October 2012


A couple weeks ago I had a friendly and helpful conversation about how to get my trailer’s propane tanks filled at G & K Propane in Yucca Valley. G & K is “the place to go for propane around here” according to my dad, who knows about these things, and I’d say he’s right, based on my experience there. They were clearly looking to help, not just make a buck off me, and I really appreciated it.

As I was about to leave, I noticed a bumper sticker prominently displayed in their lobby, the clever if mystifying “I’LL KEEP MY GUNS, FREEDOM & MONEY.. YOU CAN KEEP THE ‘CHANGE'” with Obama’s logo in a red “no” circle. I have a funny mix of irritation and admiration at businesses who put their mouth where their money is like that. Usually it’s a business advertising in some way that they really only want Christians to come into their store, and I think, “Wow, it’s actually more important for these people to not have to be around heathens than to make money. That’s taking a stand.”

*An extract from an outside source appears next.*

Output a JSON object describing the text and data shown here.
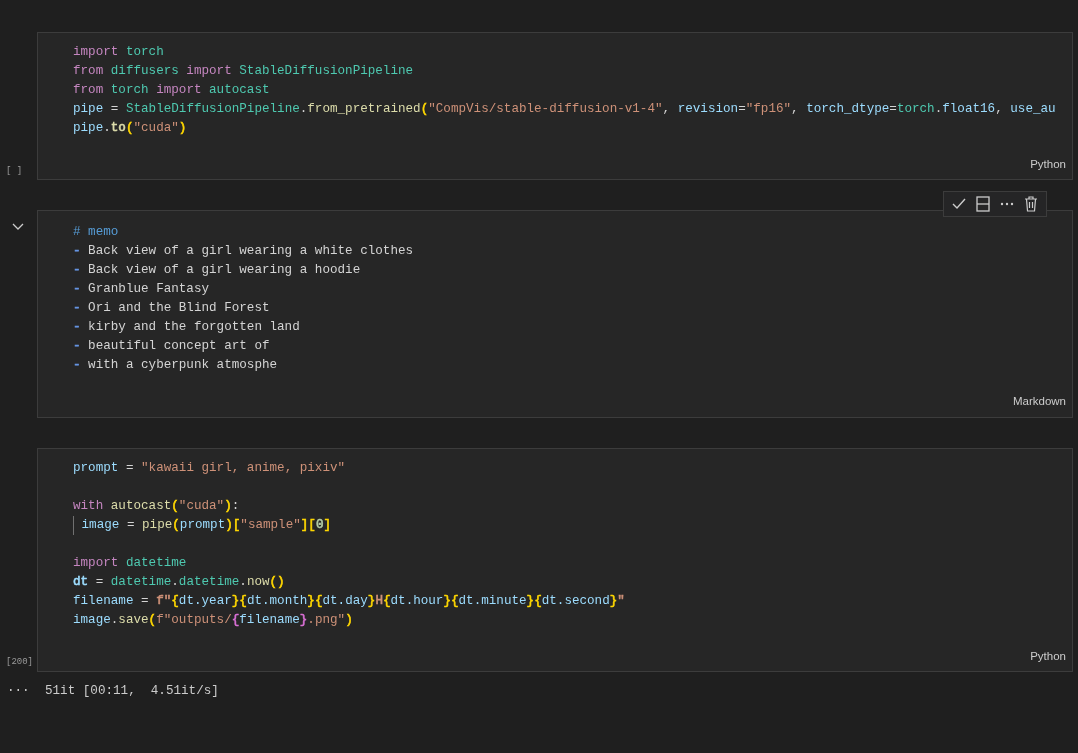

Underneath this bumper sticker was scotch-taped a handwritten note reading, “YA FILTHY ANIMAL!” I was upset enough by this that I’m still thinking about it. The bumper sticker is a way to voice one side of a political debate. “Filthy animal” is not. “Filthy animal” is an expression of total contempt, disgust, and hatred. You can kill a filthy animal with impunity, maybe even with satisfaction or pride. I remembered the manager of a restaurant I worked at, stomping a rat to death in the kitchen.

It reminded me of how afraid I was that Obama would be killed–lynched, really–for the crime of having come into so much power in America. How many people in this country would kill the president if they had the chance? Is the person who wrote that one of them? I seriously doubt it, but “YA FILTHY ANIMAL” is a way of aligning with that group.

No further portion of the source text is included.